DistanceGraph/BasicDistanceGraph
The DistanceGraph interface extends the Graph interface by adding a getDistance method that is intended to calculate the shortest path between two nodes. The BasicDistanceGraph extends BasicGraph and adds a getDistance method which assigns a distance of 1 to neighbors, a distance of 2 to neighbors of neighbors and 3 to all other nodes.
KPartiteGraph/BasicKPartiteGraph
The KPartiteGraph interface defines several methods for creating and defining k-partite graphs. The BasicKPartiteGraph implementation extends the BasicGraph class and overrides methods that don't respect partitisions such as addNode(node), which is replaced with addNode(node,partition).
SequenceGraph/FastaGraph/BlastGraph
SequenceGraph is an interface that associates biological sequences with the nodes of the graph. The Fasta and Blast implementations simply represent two types of sequence database that can be used.
The network comparision graphs are extensions of the standard graphs that are designed for specific network comparison tasks.
CompatibilityGraph
HomologyGraph
InteractionGraph
This module contains various interfaces that define mechanisms for calculating various graph scores. The scoring algorithm classes are contained in the nct.score package.
The ScoreModel interface defines two methods for returning the score of a node or edge on a graph. How those scores are calculated is left to the implementation of the interface (class).
LogLikelihoodScoringModel
SimpleScoringModel
SimpleEdgeScoringModel
SimpleNodeScoringModel
There are several alternative techniques for determining whether nodes in interaction graphs should be aligned. The CompatibilityCalculator provides an interface that lets different compatibility determination schemes to be explored.
AddititiveCompatibilityCalculator
....
The search algorithm module is nct.networkblast.search.
ColorCodingPathSearch
GreedyComplexSearch
The services package is comprised of several sub-packages. The intent of the package is isolate activities that are not core graph comparison duties in a separate package. Examples include the calculation of homology e-values between sequences, the creation of interaction graphs, the creation of synonym databases, access to sequence databases, and the like. In each case an interface is provided that defines how new software should interact with external services.
synonyms
homology
interactions
sequences
filters
The filter package provides a simple interface for filtering a collection of Graphs. Examples of the filters provided are the SortFilter and the DuplicateThresholdFilter. The SortFilter merely sorts a collection of Graphs based on the Graph's implementation of the Comparable interface. The DuplicateThresholdFilter filters out Graphs that have a certain percentage (the threshold) of nodes and edges in common.
output
Classes for writing output in useful ways (e.g. graphs into the SIF format).
cytoscape
xml
parsers
NetworkBlast, as the name suggests, is where the classes specific to the NetworkBlast/PathBlast algorithms reside. This package contains the CompatibilityGraph that represents the network alignment and the HomologyGraph used for calculating that alignment.

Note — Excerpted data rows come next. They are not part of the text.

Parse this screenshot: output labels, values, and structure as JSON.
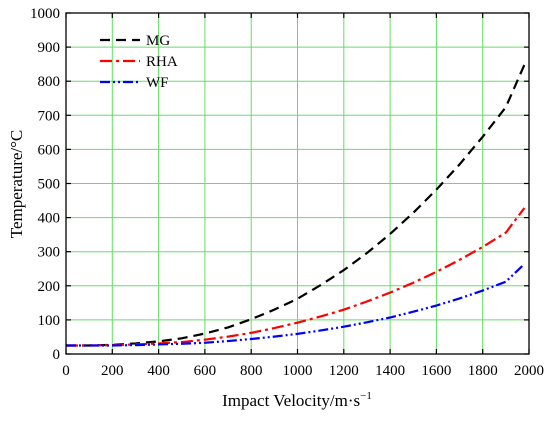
{
  "chart_data": {
    "type": "line",
    "title": "",
    "xlabel": "Impact Velocity/m·s",
    "xlabel_superscript": "−1",
    "ylabel": "Temperature/°C",
    "xlim": [
      0,
      2000
    ],
    "ylim": [
      0,
      1000
    ],
    "xticks": [
      0,
      200,
      400,
      600,
      800,
      1000,
      1200,
      1400,
      1600,
      1800,
      2000
    ],
    "yticks": [
      0,
      100,
      200,
      300,
      400,
      500,
      600,
      700,
      800,
      900,
      1000
    ],
    "grid": true,
    "grid_color": "#66dd66",
    "legend_position": "top-left",
    "series": [
      {
        "name": "MG",
        "color": "#000000",
        "dash": "dash",
        "x": [
          0,
          100,
          200,
          300,
          400,
          500,
          600,
          700,
          800,
          900,
          1000,
          1100,
          1200,
          1300,
          1400,
          1500,
          1600,
          1700,
          1800,
          1900,
          1980
        ],
        "y": [
          25,
          25,
          27,
          31,
          37,
          46,
          60,
          78,
          102,
          130,
          162,
          202,
          246,
          296,
          352,
          414,
          482,
          556,
          637,
          724,
          848
        ]
      },
      {
        "name": "RHA",
        "color": "#ff0000",
        "dash": "dashdot",
        "x": [
          0,
          100,
          200,
          300,
          400,
          500,
          600,
          700,
          800,
          900,
          1000,
          1100,
          1200,
          1300,
          1400,
          1500,
          1600,
          1700,
          1800,
          1900,
          1980
        ],
        "y": [
          25,
          25,
          26,
          28,
          31,
          35,
          42,
          51,
          62,
          76,
          92,
          110,
          130,
          154,
          180,
          209,
          241,
          276,
          314,
          356,
          428
        ]
      },
      {
        "name": "WF",
        "color": "#0000ff",
        "dash": "dashdotdot",
        "x": [
          0,
          100,
          200,
          300,
          400,
          500,
          600,
          700,
          800,
          900,
          1000,
          1100,
          1200,
          1300,
          1400,
          1500,
          1600,
          1700,
          1800,
          1900,
          1980
        ],
        "y": [
          25,
          25,
          25,
          26,
          28,
          30,
          33,
          38,
          44,
          51,
          59,
          69,
          80,
          93,
          107,
          124,
          142,
          163,
          186,
          212,
          264
        ]
      }
    ]
  }
}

Central to the NetworkBlast package is the NetworkBlast class itself. This class contains the main method that is called upon invocation of the networkblast program. The main method contains the actual code that reads the input, constructs the input graphs, defines the search and scoring classes used for the alignment, and shows how the output is generated. If there is any confusion about how certain classes relate to one another, a look at the main method might help clarify things.
Whenever possible we strongly recommend that you code to the graph interfaces and not the specific implementations. For example:
// recommended usage Graph<String,Double> g = new BasicGraph<String,Double> // NOT recommended BasicGraph<String,Double> g = new BasicGraph<String,Double> // recommended method definition public Graph<String,Double> getGraph(); // NOT recommended public BasicGraph<String,Double> getGraph();
Coding to the interface provides flexibility to other users of your code to change underlying implementations without having to alter your code.